I challenge the premise of the OP: this is absolutely not the case with the Nevada DMV.

I live in a mid-sized city in Upstate NY where the DMV does everything online and doesn’t answer their phone except for a recording saying do it online. I’ve had much better results calling a little one-horse town DMV 50 miles north and talking to someone, to get a question answered that simply cannot be found ‘online’.

The DMV here has pews like a church, and you get a number and watch a monitor waiting for your number to come up, and it moves along fairly quickly. Watching the worker behind the counter stamp and staple and handle paper is hilarious. They all seem to do it in slow motion, no hurries, no worries.

I have a 'good feeling" story. Back in the day when most of this was done by post, but anything out of the ordinary had to be done at the office, I went to register some new cars.
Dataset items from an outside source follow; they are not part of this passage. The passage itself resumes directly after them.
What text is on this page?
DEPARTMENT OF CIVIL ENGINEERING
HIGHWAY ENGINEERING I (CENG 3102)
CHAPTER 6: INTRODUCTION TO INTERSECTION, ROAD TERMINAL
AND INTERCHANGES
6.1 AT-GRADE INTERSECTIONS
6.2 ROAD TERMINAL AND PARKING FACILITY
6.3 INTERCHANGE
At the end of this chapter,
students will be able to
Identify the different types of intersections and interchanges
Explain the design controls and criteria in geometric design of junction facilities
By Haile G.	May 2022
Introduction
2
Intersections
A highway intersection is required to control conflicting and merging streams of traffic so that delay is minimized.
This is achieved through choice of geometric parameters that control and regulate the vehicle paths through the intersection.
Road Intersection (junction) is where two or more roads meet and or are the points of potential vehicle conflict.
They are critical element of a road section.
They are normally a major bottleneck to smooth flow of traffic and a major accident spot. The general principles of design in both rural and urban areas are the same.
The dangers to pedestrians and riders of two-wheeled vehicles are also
The office was quite small, with four windows (two in use) and some seats; I took a number and sat down. One of the windows was occupied by a man in overalls with a big stack of greasy looking documents and the clerk was shuffling through them, sorting them out and writing stuff down. I was a bit puzzled by this and it was taking forever, but the clerk just kept going and there was some banter going on because he was making her laugh.

After fifteen minutes or so, I was called to the only other window in use and passed over my documents, all clean and organised (I was registering six new cars) The clerk took them off and I looked across to where the other clerk was finishing up. She told him how much to pay and he just passed her a chequebook to complete, scribbled a signature and left with his new tax discs.
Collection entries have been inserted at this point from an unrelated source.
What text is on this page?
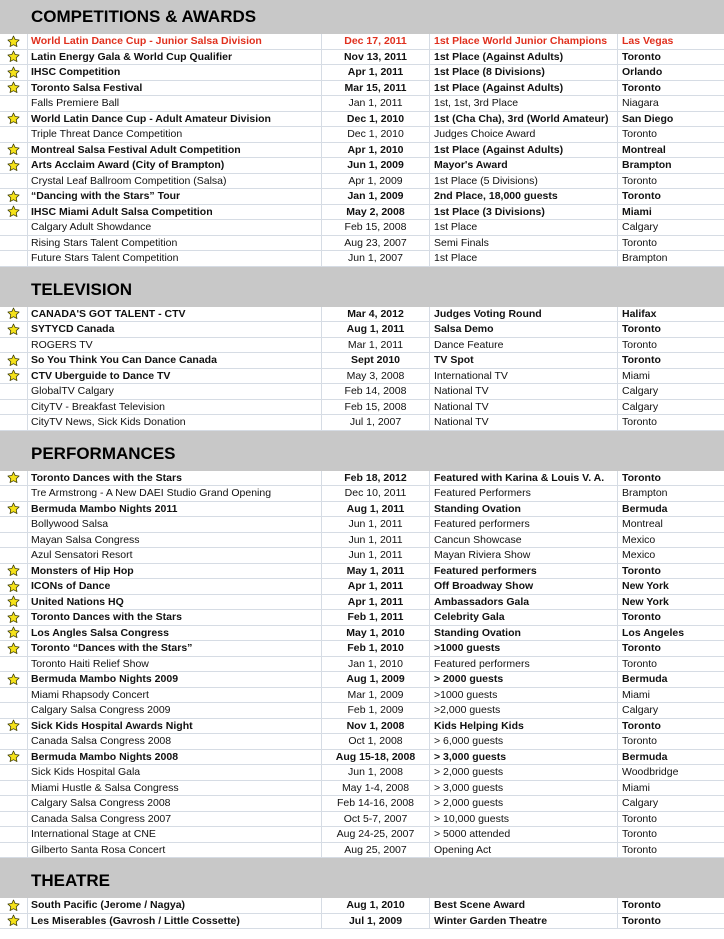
COMPETITIONS & AWARDS
World Latin Dance Cup - Junior Salsa Division	Dec 17, 2011	1st Place World Junior Champions	Las Vegas
Latin Energy Gala & World Cup Qualifier	Nov 13, 2011	1st Place (Against Adults)	Toronto
IHSC Competition	Apr 1, 2011	1st Place (8 Divisions)	Orlando
Toronto Salsa Festival	Mar 15, 2011	1st Place (Against Adults)	Toronto
Falls Premiere Ball	Jan 1, 2011	1st, 1st, 3rd Place	Niagara
World Latin Dance Cup - Adult Amateur Division	Dec 1, 2010	1st (Cha Cha), 3rd (World Amateur)	San Diego
Triple Threat Dance Competition	Dec 1, 2010	Judges Choice Award	Toronto
Montreal Salsa Festival Adult Competition	Apr 1, 2010	1st Place (Against Adults)	Montreal
Arts Acclaim Award (City of Brampton)	Jun 1, 2009	Mayor's Award	Brampton
Crystal Leaf Ballroom Competition (Salsa)	Apr 1, 2009	1st Place (5 Divisions)	Toronto
“Dancing with the Stars” Tour	Jan 1, 2009	2nd Place, 18,000 guests	Toronto
IHSC Miami Adult Salsa Competition	May 2, 2008	1st Place (3 Divisions)	Miami
Calgary Adult Showdance	Feb 15, 2008	1st Place	Calgary
Rising Stars Talent Competition	Aug 23, 2007	Semi Finals	Toronto
Future Stars Talent Competition	Jun 1, 2007	1st Place	Brampton
TELEVISION
CANADA'S GOT TALENT - CTV	Mar 4, 2012	Judges Voting Round	Halifax
SYTYCD Canada	Aug 1, 2011	Salsa Demo	Toronto
ROGERS TV	Mar 1, 2011	Dance Feature	Toronto
So You Think You Can Dance Canada	Sept 2010	TV Spot	Toronto
CTV Uberguide to Dance TV	May 3, 2008	International TV	Miami
GlobalTV Calgary	Feb 14, 2008	National TV	Calgary
CityTV - Breakfast Television	Feb 15, 2008	National TV	Calgary
CityTV News, Sick Kids Donation	Jul 1, 2007	National TV	Toronto
PERFORMANCES
Toronto Dances with the Stars	Feb 18, 2012	Featured with Karina & Louis V. A.	Toronto
Tre Armstrong - A New DAEI Studio Grand Opening	Dec 10, 2011	Featured Performers	Brampton
Bermuda Mambo Nights 2011	Aug 1, 2011	Standing Ovation	Bermuda
Bollywood Salsa	Jun 1, 2011	Featured performers	Montreal
Mayan Salsa Congress	Jun 1, 2011	Cancun Showcase	Mexico
Azul Sensatori Resort	Jun 1, 2011	Mayan Riviera Show	Mexico
Monsters of Hip Hop	May 1, 2011	Featured performers	Toronto
ICONs of Dance	Apr 1, 2011	Off Broadway Show	New York
United Nations HQ	Apr 1, 2011	Ambassadors Gala	New York
Toronto Dances with the Stars	Feb 1, 2011	Celebrity Gala	Toronto
Los Angles Salsa Congress	May 1, 2010	Standing Ovation	Los Angeles
Toronto “Dances with the Stars”	Feb 1, 2010	>1000 guests	Toronto
Toronto Haiti Relief Show	Jan 1, 2010	Featured performers	Toronto
Bermuda Mambo Nights 2009	Aug 1, 2009	> 2000 guests	Bermuda
Miami Rhapsody Concert	Mar 1, 2009	>1000 guests	Miami
Calgary Salsa Congress 2009	Feb 1, 2009	>2,000 guests	Calgary
Sick Kids Hospital Awards Night	Nov 1, 2008	Kids Helping Kids	Toronto
Canada Salsa Congress 2008	Oct 1, 2008	> 6,000 guests	Toronto
Bermuda Mambo Nights 2008	Aug 15-18, 2008	> 3,000 guests	Bermuda
Sick Kids Hospital Gala	Jun 1, 2008	> 2,000 guests	Woodbridge
Miami Hustle & Salsa Congress	May 1-4, 2008	> 3,000 guests	Miami
Calgary Salsa Congress 2008	Feb 14-16, 2008	> 2,000 guests	Calgary
Canada Salsa Congress 2007	Oct 5-7, 2007	> 10,000 guests	Toronto
International Stage at CNE	Aug 24-25, 2007	> 5000 attended	Toronto
Gilberto Santa Rosa Concert	Aug 25, 2007	Opening Act	Toronto
THEATRE
South Pacific (Jerome / Nagya)	Aug 1, 2010	Best Scene Award	Toronto
Les Miserables (Gavrosh / Little Cossette)	Jul 1, 2009	Winter Garden Theatre	Toronto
I had to ask and they told me that he came from a travelling fairground who ran all kinds of ancient trucks. They have special rules; for instance, they can tow three trailers, and they pay a very low or zero tax rate. She said it was an annual event and they took turns at dealing with them as it took such a long time.

Those ladies were probably minimum wage government employees, and I just thought that it was nice that they treated the old guy, who was probably illiterate, with kindness and courtesy.